I looked over at her. Her knuckles were white as she gripped the handbag resting on her knees. Every bump in the road induced a small groan of misery that had Tommy grimacing his concern. She turned her head and smiled grimly at me then faced front once more. Tiny droplets of sweat shimmered on her throat.
The sun reared from its place above the hills, now separated from land by a blue strip of nothing. I twisted to keep it in view as the road dived down into town but then it was lost behind the scented grey of the soap factory. The car edged through shadow and stopped alongside the doctor's surgery. I sat and ignored mum's impatience, the open door. I suddenly didn't want to get out. I didn't want to go anywhere. The future leered through the cab windows, a future unknown and away from here. It was too much. I wanted to take it all back; the university applications, the extra revision tutorials, the sneering at my mother's claustrophobic little routines and the safe boundaries of her neutered world.
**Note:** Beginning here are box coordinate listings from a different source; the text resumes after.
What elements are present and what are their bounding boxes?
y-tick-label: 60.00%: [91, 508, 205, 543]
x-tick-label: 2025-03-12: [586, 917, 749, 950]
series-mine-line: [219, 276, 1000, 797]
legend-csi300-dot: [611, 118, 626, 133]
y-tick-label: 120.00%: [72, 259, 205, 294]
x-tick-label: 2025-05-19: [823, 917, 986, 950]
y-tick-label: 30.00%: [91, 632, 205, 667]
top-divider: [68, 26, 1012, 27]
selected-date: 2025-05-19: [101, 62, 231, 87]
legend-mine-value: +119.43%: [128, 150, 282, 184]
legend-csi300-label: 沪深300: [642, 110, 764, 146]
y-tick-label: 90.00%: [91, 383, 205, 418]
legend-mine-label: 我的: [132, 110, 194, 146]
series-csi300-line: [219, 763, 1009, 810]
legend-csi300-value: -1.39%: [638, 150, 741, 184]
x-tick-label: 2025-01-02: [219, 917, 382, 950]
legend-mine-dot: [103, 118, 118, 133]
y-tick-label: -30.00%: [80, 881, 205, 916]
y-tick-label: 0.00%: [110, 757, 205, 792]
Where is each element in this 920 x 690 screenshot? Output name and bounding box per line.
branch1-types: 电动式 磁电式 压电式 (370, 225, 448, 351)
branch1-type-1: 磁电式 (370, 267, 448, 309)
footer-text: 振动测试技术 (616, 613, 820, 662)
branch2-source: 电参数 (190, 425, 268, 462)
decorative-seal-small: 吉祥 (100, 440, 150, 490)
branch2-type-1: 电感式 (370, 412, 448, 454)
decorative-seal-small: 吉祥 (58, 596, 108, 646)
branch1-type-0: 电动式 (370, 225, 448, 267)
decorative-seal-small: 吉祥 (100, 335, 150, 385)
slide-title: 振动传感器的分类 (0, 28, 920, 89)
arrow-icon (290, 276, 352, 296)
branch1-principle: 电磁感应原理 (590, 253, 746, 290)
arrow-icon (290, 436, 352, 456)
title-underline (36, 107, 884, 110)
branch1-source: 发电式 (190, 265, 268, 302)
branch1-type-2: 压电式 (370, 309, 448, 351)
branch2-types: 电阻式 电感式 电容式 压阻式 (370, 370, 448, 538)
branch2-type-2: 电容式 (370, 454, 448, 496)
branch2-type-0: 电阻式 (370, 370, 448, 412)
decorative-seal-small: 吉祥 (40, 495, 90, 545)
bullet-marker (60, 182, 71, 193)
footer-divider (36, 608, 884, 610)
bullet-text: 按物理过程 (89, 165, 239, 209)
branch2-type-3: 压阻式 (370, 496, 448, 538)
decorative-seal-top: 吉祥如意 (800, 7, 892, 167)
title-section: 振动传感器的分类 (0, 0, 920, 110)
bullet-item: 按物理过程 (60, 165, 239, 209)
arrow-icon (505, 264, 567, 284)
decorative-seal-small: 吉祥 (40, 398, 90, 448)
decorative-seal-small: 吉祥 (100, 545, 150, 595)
Please just let me stay right where I am
. I had my answer. If I could repeat last night then I'd do it again with greater sabotage, ensure I was caught and any escape routes away from here closed to me for good.
My hands knotted around the headrest in front of me and I hung on, shaking my head, until Tommy took me gently by the arm and persuaded me out onto the pavement.
*
I'm joined on deck periodically by other passengers, share a half-smile and the bench for a while, but spend most of the ferry journey to Sorel alone. I've never been a good traveller, even car journeys can make me nauseas, but there's something about boats in particular that brings on a cold sweat almost immediately. Face stiff with salt spray and numb with cold, feet vibrating against the slow grind of the engines, I sit and try to work out whether the rhythmic flicker between my hipbones is morning sickness, seasickness, or even the confused tumbling of the baby itself, shifting and resettling with each rise of the waves. I'm too miserable to even raise my binoculars to peer at the morning mainland ferry as it passes us on its way to Spur.